What I always thought prevented Harlan from finishing up LDV was the story introductions. When Harlan would announce the imminent publication of the book, he'd usually say something like, "Now I just have to go home and finish off the introductions ..." but Christopher Priest points out that, if they were to be anything like the introductions in his previous anthologies, with the number of stories in LDV the introductions would be the size of a monumental volume by themselves.
Did he ever get them done? What kind of shape are they in? Will they have to be updated? Will JMS write intros on that scale for the ones Harlan didn't do, and for the new additions?
3. How will it get published, and in what form?
At least Harlan always had a publisher lined up. JMS is waiting to do that until he's finished, but "several major publishers have already expressed significant interest in picking up the book upon completion." He's a veteran of Hollywood; he knows how much that kind of statement is worth. Even if they do, it could take another year or more for the book to appear.
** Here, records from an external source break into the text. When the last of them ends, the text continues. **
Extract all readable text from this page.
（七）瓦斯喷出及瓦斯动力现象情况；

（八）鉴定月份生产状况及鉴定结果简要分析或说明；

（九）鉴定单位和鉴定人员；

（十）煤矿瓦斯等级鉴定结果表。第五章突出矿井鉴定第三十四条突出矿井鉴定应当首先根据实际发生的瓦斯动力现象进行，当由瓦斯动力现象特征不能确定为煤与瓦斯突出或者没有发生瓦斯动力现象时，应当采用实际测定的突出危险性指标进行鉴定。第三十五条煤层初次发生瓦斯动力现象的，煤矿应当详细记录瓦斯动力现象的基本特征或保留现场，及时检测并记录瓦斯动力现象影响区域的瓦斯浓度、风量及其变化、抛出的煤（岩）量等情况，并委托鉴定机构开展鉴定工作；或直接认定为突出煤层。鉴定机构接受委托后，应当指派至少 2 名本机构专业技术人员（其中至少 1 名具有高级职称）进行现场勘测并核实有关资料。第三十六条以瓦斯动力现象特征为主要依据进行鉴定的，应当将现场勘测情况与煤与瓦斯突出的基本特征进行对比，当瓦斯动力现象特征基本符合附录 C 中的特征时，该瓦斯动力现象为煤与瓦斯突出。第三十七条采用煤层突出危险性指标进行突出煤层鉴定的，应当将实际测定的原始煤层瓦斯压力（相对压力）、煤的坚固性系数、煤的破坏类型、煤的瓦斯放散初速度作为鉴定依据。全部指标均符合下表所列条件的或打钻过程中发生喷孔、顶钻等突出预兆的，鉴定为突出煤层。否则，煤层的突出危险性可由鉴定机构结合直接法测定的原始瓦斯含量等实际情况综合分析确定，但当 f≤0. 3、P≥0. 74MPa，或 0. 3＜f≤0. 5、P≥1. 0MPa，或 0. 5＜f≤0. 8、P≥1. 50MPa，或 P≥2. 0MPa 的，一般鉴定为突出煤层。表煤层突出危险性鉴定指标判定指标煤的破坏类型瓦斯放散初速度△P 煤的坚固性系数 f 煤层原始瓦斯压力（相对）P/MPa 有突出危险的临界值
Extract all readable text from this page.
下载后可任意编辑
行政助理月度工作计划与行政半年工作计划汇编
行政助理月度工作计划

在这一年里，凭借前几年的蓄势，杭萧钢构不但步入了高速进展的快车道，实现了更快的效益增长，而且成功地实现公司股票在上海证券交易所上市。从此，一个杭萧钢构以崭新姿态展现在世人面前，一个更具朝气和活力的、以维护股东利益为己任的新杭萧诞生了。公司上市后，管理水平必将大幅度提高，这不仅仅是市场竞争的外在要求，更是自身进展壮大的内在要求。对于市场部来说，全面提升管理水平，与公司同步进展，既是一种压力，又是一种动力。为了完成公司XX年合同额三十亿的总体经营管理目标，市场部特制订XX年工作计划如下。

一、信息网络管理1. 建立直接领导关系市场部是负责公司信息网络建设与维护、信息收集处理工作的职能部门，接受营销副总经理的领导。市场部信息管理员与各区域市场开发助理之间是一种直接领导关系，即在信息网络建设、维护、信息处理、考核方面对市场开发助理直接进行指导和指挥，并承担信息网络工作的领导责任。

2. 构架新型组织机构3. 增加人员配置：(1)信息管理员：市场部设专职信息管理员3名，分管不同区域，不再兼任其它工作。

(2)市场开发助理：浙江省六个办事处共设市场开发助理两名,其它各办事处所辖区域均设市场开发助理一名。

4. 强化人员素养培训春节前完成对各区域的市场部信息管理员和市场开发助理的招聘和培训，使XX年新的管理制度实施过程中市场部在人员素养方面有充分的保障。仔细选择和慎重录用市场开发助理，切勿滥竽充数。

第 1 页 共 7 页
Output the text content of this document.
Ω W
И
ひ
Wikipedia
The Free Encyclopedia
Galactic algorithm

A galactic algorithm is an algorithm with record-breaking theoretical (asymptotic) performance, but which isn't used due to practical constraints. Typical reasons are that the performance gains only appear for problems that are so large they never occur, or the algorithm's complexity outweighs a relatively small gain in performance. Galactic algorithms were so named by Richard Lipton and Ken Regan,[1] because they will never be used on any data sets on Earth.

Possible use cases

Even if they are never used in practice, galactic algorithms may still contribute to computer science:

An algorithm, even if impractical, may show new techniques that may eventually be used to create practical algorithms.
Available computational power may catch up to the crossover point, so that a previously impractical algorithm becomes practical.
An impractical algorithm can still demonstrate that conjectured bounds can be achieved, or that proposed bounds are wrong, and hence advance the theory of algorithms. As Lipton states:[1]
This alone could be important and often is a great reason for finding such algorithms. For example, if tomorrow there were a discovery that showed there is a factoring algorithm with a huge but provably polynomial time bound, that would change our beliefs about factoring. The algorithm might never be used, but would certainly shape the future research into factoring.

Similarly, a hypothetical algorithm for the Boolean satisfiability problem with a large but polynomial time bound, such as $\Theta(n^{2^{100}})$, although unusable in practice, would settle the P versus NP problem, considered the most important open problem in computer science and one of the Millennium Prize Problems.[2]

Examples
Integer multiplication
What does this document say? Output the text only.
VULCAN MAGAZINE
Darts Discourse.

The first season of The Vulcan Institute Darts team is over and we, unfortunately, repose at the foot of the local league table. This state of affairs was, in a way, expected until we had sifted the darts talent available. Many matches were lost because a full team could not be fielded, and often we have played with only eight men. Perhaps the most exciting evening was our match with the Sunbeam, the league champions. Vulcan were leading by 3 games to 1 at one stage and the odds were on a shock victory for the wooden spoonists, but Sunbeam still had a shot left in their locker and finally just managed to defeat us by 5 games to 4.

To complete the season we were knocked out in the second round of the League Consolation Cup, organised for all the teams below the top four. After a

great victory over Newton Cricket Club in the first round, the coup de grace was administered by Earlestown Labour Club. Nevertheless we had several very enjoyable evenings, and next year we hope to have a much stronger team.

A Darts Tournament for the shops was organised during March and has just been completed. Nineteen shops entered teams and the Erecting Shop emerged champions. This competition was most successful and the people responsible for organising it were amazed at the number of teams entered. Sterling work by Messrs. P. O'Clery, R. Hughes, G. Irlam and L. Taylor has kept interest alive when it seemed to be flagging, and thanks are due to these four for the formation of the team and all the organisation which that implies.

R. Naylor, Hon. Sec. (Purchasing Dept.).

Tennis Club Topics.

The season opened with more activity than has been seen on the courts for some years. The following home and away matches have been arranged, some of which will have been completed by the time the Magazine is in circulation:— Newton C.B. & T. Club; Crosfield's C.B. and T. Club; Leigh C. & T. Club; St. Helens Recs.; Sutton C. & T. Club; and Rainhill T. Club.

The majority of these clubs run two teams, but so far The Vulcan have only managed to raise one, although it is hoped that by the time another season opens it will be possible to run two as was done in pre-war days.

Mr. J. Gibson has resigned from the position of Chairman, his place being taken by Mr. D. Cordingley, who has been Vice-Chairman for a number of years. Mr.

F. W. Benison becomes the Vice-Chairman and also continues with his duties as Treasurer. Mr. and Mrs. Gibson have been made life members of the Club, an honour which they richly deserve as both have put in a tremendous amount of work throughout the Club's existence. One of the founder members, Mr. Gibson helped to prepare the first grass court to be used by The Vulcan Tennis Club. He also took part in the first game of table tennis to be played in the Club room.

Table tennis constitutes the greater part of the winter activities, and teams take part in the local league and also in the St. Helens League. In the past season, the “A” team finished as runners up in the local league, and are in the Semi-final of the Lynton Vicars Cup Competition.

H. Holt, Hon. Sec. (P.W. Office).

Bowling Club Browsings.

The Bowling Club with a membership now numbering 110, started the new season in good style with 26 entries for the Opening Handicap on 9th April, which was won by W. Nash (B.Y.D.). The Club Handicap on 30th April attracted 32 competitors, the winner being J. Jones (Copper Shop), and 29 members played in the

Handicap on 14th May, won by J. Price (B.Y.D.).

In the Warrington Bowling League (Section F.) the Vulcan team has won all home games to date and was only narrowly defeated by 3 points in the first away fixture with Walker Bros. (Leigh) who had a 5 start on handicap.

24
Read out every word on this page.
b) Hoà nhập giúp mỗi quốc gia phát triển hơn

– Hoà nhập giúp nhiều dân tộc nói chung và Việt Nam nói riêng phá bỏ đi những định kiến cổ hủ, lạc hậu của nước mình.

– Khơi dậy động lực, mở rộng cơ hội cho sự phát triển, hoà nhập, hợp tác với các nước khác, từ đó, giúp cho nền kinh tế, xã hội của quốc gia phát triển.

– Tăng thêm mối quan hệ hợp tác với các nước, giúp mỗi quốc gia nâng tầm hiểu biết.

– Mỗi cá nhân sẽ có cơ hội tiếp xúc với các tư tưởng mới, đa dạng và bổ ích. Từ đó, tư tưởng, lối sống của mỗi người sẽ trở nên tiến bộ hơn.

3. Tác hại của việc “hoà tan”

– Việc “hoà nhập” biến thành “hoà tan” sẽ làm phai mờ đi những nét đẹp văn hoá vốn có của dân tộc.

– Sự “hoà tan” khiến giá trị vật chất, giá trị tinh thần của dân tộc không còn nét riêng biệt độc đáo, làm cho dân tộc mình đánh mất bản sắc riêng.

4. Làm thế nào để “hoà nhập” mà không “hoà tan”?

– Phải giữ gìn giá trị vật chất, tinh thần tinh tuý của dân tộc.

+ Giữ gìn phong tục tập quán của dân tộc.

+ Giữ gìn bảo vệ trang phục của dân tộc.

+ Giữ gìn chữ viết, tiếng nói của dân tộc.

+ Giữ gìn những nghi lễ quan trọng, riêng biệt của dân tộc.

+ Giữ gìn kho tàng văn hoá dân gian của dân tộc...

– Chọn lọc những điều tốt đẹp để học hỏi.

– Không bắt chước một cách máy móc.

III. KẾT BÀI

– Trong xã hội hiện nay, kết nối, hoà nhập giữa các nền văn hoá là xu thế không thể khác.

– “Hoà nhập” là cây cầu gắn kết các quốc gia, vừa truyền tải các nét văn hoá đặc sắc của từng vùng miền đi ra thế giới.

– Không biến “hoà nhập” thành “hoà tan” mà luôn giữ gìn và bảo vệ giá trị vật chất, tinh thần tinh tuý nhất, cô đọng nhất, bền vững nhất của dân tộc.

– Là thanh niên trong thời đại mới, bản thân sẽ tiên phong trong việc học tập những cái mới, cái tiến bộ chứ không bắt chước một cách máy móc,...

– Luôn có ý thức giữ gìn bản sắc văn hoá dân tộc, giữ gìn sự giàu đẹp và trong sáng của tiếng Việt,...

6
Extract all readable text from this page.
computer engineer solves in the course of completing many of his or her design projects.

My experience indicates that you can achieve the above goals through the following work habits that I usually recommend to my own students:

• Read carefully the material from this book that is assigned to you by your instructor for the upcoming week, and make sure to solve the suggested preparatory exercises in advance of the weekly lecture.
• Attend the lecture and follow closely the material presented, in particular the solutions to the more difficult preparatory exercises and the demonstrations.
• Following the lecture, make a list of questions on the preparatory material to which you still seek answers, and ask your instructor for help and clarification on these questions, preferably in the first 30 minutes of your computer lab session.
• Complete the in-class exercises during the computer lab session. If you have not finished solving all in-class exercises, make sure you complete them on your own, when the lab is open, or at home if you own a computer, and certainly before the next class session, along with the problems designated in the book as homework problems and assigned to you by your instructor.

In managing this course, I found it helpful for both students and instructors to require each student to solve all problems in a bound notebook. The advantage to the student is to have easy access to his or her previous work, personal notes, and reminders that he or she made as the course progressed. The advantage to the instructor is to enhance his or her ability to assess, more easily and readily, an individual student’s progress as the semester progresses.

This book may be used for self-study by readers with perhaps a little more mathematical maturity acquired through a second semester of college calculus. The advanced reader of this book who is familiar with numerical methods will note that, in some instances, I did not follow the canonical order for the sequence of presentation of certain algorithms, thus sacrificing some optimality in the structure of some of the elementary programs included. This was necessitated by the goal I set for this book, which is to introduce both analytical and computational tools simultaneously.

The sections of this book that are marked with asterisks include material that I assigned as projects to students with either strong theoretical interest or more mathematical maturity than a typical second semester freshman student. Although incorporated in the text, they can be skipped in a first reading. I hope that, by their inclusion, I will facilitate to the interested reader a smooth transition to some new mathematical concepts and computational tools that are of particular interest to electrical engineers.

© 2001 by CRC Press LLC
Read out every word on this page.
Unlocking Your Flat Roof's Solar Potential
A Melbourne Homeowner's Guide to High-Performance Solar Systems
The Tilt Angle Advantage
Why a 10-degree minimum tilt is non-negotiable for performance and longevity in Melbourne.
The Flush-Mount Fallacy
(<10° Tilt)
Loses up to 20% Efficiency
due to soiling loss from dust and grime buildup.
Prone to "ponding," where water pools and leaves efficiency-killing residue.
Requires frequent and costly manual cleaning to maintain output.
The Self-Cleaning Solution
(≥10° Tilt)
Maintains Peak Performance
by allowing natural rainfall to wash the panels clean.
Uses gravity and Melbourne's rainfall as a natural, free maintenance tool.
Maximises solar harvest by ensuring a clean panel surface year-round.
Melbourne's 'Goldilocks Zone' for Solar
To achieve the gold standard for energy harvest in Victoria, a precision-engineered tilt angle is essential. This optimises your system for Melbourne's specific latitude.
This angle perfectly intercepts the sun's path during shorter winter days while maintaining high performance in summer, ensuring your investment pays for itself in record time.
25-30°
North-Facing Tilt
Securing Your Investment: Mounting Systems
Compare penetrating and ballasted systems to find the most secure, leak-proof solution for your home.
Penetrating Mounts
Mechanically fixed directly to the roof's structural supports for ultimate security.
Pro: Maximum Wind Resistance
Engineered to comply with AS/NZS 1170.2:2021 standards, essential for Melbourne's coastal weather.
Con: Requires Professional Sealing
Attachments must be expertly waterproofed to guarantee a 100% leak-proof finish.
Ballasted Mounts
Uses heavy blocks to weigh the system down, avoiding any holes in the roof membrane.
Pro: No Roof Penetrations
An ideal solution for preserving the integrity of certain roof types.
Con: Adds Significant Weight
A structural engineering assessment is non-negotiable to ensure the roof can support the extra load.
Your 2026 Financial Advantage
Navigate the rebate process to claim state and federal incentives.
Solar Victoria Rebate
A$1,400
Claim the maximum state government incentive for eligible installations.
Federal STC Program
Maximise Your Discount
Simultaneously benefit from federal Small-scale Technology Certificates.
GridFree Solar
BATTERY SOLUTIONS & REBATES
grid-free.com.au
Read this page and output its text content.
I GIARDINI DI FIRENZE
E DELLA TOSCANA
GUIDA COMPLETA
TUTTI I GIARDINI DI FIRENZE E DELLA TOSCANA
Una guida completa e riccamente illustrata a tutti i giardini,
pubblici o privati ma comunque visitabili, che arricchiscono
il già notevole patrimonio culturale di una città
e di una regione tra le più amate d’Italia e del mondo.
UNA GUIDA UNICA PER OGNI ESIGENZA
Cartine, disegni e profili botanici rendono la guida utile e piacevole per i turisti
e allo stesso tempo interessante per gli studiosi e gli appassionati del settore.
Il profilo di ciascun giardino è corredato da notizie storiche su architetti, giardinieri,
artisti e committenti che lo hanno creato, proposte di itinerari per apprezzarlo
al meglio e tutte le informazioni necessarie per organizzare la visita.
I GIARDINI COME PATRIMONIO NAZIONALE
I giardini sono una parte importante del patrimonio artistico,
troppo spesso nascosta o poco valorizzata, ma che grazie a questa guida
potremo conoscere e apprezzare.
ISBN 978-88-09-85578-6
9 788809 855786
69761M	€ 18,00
And ... book? More likely several volumes, considering its size. Or we have other options these days: online? a download?
And who will have both the time and energy to read it all? Even the previous DV anthologies had less of an impact than they could have because they were so big, they were hard to absorb. And LDV, especially with the new additions, will be much, much bigger. And that which isn't new will be half a century old. The field has changed a lot since then. Even a story that's not obsolete will have a big hurdle to overcome with today's readers. If publication happens - and I still call that a big if - it's as if a huge boulder is hurtling through the air at a lake. It will make a huge splash ... and then it will sink to the bottom of the pond and never be thought of again. That I fear is what will happen.
If it appears at all, that is. I'm definitely curious, but I'm not joining the Patreon. We've been burned too often, even if not by JMS. He sounds too much like Harlan in his announcement. LDV was already a joke when I entered the field 45 years ago, and if it's actually going to appear I can wait a little longer. I'll believe it when I see it, and I always have.